Video: Scott Campbell's Non-Poor Yorick: The Dollar Cutting Technique
2023 Author: Richard Flannagan | [email protected]. Last modified: 2023-05-24 13:10
You may remember Scott Campbell's dollar prints. The love of this author for money (primarily as a material for work) only intensifies and grows stronger over the years. Proof of this is the new exhibition of the dollar carver "Noblesse Oblige" (literally - "Origin obliges"), which opened the other day in Los Angeles.
Scott Campbell is best known as a tattoo artist - hence the numerous skulls in his sculptures, made using laser carving techniques. The motive “memento mori” (“remember that you will die”) is not new in art. The wording, known since the days of Ancient Rome, was remembered by the artists of the Baroque era. This is how a special subspecies of still life appeared, in the center of which the skull was invariably placed. The genre received the remarkable name vanitas (translated from Latin - "vanity"): they say, everything is vanity in the face of death.
Since then, the powerful gloomy symbol - the skull - has taken root in art.

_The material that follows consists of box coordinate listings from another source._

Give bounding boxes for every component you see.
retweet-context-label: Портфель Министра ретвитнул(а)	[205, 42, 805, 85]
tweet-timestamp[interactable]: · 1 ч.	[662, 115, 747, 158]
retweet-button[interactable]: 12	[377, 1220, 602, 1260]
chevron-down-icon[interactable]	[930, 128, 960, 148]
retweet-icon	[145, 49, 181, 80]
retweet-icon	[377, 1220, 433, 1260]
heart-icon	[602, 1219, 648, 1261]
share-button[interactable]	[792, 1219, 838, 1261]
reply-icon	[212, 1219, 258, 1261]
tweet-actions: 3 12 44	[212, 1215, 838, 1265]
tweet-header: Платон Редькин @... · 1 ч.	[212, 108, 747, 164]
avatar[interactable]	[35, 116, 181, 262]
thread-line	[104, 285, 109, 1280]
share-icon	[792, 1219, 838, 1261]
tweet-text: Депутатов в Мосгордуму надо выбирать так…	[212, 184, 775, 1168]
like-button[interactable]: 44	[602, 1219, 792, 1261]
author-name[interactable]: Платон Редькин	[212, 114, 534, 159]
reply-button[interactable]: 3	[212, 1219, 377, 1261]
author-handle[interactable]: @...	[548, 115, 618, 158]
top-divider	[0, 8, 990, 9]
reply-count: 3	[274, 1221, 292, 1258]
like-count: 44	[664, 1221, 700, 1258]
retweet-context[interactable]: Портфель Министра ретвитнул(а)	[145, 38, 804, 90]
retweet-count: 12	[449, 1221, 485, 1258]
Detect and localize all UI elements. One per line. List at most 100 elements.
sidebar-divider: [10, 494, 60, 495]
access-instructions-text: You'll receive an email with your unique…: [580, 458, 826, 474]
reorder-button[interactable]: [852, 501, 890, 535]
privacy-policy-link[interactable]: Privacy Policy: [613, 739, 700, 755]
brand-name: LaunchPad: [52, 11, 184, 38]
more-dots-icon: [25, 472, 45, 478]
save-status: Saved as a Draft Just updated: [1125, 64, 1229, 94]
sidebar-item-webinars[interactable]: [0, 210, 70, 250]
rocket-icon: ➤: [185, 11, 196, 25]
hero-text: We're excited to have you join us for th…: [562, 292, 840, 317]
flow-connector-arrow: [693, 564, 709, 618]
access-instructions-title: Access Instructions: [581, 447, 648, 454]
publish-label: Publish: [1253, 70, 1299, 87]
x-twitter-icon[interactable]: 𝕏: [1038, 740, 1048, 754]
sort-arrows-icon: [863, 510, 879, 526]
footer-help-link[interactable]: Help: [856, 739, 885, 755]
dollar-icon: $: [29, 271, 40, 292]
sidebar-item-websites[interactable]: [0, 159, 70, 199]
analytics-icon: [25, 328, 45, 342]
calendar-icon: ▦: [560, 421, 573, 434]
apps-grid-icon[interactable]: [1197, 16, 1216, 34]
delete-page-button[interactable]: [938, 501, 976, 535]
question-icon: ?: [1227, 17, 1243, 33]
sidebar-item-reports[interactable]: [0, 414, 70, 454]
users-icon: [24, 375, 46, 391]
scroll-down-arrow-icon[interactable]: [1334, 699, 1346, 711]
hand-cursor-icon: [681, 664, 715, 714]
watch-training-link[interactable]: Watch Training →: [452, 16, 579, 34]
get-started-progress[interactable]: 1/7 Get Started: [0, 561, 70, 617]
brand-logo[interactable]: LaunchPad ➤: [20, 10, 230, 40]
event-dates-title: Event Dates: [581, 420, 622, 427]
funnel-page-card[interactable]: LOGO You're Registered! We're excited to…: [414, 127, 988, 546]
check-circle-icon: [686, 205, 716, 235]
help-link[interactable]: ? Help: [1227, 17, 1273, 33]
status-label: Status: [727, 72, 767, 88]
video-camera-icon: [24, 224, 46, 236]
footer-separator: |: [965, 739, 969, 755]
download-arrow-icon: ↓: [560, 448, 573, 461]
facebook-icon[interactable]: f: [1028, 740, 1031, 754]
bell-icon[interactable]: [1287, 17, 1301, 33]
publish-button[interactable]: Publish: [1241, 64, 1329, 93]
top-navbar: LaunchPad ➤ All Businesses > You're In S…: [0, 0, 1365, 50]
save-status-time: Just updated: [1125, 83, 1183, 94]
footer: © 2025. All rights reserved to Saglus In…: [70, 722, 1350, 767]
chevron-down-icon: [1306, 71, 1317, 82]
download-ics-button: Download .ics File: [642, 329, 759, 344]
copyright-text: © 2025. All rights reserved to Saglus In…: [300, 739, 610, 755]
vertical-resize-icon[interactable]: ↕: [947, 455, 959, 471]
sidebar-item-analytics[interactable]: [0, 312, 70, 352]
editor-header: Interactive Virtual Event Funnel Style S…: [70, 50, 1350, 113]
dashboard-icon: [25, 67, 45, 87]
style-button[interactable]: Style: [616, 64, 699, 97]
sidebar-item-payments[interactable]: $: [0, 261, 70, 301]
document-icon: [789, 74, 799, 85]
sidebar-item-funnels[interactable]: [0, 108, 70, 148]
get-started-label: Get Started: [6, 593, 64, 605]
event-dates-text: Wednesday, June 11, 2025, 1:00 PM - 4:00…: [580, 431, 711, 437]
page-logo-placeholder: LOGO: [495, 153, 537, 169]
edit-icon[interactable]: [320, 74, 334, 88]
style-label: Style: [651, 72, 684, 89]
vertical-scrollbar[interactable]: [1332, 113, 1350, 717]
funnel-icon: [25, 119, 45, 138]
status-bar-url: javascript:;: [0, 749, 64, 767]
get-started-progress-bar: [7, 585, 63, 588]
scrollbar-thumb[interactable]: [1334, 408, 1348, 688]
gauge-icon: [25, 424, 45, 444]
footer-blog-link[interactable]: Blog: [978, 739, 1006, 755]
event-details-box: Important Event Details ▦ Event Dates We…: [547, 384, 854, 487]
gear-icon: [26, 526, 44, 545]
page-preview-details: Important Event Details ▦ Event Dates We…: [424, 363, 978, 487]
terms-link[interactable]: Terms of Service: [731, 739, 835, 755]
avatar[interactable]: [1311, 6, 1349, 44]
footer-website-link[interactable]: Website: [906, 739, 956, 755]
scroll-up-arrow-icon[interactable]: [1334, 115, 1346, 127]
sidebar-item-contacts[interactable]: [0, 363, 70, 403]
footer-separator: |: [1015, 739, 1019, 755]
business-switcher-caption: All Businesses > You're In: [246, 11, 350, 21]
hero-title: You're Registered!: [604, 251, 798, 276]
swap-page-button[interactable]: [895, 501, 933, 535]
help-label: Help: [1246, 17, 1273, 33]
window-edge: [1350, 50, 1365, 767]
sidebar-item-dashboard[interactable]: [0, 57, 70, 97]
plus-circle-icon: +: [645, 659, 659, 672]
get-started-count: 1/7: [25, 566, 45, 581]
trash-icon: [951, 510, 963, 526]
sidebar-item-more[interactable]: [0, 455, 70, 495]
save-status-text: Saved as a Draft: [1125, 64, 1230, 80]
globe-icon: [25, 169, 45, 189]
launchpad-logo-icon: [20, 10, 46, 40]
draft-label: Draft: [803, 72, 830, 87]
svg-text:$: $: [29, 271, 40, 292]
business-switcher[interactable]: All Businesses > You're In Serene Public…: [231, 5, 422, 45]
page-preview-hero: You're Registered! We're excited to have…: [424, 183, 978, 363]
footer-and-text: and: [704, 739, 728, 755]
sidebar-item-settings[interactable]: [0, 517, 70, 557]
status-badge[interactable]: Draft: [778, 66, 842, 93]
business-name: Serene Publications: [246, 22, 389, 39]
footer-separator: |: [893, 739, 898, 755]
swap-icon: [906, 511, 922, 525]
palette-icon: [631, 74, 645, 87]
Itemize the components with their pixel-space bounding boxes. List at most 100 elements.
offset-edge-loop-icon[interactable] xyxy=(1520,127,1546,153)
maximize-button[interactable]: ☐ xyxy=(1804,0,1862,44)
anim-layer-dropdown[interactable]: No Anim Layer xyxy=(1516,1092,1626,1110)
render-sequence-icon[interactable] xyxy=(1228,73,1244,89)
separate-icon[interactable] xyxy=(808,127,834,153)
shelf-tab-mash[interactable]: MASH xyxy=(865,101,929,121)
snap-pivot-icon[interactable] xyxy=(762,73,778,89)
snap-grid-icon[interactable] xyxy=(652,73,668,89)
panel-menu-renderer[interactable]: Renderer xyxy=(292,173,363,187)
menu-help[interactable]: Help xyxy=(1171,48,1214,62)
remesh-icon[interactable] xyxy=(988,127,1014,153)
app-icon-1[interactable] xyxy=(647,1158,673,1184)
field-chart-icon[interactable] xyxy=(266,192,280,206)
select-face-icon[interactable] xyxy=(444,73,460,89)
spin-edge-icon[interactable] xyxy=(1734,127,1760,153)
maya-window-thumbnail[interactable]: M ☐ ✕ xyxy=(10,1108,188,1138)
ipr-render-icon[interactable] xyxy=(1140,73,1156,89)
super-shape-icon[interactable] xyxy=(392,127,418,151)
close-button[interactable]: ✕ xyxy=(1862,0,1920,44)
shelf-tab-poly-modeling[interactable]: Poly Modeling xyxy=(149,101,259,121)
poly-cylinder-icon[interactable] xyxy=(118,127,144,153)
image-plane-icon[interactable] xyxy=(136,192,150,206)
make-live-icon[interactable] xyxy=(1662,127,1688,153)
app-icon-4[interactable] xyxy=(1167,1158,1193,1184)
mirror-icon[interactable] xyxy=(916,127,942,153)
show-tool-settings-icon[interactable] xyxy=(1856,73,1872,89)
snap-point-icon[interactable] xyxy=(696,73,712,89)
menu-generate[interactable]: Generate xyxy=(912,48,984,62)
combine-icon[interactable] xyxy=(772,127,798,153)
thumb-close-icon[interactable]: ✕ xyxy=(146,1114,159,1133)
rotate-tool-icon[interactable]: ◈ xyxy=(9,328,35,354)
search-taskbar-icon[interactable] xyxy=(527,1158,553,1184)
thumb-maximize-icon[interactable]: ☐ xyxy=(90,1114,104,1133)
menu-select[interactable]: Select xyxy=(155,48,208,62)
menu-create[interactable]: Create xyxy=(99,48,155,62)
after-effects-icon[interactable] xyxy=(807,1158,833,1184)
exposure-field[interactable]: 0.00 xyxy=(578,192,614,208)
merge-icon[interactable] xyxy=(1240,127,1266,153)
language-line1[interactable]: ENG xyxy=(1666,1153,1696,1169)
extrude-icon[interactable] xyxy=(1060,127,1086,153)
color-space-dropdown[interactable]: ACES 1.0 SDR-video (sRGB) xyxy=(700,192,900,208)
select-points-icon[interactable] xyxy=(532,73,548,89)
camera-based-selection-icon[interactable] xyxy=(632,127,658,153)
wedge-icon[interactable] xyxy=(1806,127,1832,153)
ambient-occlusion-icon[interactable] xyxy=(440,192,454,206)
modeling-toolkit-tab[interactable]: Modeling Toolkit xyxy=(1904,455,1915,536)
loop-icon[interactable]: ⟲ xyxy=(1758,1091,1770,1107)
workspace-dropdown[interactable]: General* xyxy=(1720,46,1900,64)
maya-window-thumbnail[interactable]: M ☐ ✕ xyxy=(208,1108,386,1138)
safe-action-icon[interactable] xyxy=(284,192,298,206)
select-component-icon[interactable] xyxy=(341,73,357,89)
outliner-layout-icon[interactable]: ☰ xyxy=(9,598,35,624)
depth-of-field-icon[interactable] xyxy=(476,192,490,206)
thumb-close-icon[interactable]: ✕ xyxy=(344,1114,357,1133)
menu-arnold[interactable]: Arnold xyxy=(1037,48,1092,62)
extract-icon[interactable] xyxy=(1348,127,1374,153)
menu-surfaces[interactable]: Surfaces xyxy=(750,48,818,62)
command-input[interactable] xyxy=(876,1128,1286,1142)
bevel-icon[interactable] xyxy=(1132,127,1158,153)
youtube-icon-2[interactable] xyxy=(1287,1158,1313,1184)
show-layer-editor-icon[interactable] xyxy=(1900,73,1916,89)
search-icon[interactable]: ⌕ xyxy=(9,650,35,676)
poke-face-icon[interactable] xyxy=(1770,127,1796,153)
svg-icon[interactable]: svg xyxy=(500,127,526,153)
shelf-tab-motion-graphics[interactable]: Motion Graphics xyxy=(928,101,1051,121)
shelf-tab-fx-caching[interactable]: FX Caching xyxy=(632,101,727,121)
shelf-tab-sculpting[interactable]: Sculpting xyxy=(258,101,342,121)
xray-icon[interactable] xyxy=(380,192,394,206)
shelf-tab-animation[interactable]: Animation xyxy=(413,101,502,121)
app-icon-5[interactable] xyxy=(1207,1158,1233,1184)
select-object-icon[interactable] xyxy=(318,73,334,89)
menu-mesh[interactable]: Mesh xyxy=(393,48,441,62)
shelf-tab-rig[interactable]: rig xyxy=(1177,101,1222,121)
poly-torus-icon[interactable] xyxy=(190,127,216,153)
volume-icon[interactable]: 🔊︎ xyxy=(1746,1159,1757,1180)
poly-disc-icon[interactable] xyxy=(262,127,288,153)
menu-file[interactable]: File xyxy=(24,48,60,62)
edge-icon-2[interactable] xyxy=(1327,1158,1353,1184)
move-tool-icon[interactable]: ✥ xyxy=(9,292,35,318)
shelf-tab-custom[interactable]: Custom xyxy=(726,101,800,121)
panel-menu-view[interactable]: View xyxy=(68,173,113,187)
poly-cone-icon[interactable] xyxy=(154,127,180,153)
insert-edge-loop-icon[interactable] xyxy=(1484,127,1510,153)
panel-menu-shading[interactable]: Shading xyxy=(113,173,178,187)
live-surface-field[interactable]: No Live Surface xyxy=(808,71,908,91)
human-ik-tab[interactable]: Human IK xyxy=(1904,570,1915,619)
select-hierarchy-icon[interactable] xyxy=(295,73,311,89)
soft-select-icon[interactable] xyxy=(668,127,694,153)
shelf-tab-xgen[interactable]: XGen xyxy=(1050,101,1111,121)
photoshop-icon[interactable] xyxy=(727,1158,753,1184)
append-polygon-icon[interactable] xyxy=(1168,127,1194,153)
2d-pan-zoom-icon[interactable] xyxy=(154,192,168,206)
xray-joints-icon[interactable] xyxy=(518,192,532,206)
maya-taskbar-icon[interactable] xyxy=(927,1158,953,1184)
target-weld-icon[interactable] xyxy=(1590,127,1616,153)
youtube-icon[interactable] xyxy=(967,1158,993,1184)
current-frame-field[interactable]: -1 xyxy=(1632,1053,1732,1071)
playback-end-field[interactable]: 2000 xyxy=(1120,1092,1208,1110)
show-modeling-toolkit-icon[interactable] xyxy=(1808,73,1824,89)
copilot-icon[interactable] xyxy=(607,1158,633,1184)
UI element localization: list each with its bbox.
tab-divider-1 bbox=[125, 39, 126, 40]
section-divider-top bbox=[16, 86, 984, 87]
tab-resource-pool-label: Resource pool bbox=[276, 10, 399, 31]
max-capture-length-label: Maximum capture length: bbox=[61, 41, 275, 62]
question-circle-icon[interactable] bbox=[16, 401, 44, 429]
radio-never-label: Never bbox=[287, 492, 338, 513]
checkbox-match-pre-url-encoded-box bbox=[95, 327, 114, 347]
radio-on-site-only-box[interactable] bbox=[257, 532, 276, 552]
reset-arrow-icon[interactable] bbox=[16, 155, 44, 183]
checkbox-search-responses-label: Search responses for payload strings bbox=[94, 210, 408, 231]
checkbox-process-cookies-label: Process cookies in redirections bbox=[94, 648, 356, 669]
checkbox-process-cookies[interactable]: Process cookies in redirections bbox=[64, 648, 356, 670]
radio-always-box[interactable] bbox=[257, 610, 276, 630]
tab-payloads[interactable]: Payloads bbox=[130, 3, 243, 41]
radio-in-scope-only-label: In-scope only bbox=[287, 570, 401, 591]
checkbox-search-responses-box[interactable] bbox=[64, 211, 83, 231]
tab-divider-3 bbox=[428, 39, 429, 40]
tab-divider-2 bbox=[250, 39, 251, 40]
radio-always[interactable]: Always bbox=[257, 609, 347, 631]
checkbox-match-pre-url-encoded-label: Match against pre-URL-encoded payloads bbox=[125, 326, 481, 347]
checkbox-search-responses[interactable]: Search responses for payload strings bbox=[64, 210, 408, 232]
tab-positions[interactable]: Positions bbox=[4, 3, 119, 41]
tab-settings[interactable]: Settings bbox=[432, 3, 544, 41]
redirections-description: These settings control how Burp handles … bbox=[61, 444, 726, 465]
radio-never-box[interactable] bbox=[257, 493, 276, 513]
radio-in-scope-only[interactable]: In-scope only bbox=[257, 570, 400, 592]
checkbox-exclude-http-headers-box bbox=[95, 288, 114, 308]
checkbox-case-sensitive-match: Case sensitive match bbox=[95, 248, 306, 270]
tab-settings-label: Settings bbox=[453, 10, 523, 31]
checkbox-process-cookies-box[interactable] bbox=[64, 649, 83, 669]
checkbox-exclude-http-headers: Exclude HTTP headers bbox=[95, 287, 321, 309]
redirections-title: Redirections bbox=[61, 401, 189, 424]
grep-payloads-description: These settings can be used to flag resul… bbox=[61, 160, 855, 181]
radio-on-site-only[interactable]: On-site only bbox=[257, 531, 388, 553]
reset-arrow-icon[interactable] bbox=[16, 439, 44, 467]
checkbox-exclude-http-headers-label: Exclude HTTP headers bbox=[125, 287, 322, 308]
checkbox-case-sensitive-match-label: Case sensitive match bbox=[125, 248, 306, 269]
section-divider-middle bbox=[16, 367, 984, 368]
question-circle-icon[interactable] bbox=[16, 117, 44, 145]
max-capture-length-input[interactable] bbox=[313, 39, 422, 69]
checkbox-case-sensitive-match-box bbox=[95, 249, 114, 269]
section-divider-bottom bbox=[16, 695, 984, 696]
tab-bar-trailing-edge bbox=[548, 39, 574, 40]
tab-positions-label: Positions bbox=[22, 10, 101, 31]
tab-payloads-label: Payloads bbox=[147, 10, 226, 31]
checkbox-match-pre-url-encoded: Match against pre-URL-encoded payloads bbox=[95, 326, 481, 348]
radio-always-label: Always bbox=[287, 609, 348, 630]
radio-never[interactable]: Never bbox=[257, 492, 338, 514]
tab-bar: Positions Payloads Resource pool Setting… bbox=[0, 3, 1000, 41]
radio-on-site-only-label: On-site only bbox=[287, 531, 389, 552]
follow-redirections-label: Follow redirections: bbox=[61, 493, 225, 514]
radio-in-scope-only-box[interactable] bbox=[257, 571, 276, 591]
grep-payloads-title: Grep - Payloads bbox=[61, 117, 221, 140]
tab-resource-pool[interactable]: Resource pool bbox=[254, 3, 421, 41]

Wherever he appeared - and now he found himself on banknotes. And bumped into their green flesh, too. From this work in the laser cutting technique was saturated with additional irony: money, which is so important to each of us, and a skull from the vanitas genre, which unequivocally reminds that everything is vanity, even "American presidents." Also, mind you, dead.
Scott Campbell's sculptures are made from ordinary dollar bills and uncut sheets of banknotes. The latter are supplied to the master directly from the US Mint. The use of uncut sheets makes it possible to create large art works of a very intricate look.
How much money is spent on each volumetric art object? Scott Campbell rolls lumps of money at least 60 centimeters thick. The paper is thin enough to hold thousands of dollars in one stack. The standard price of a blank for a future masterpiece of 3D art (and one of the "D" is clearly "dollars") - 11 thousand "little green men".
The last thought that I would like to highlight in the work of the dollar carver is that it is not money that rules the world. Scott Campbell clearly proves that “greenery” is vanity and is just a material for art.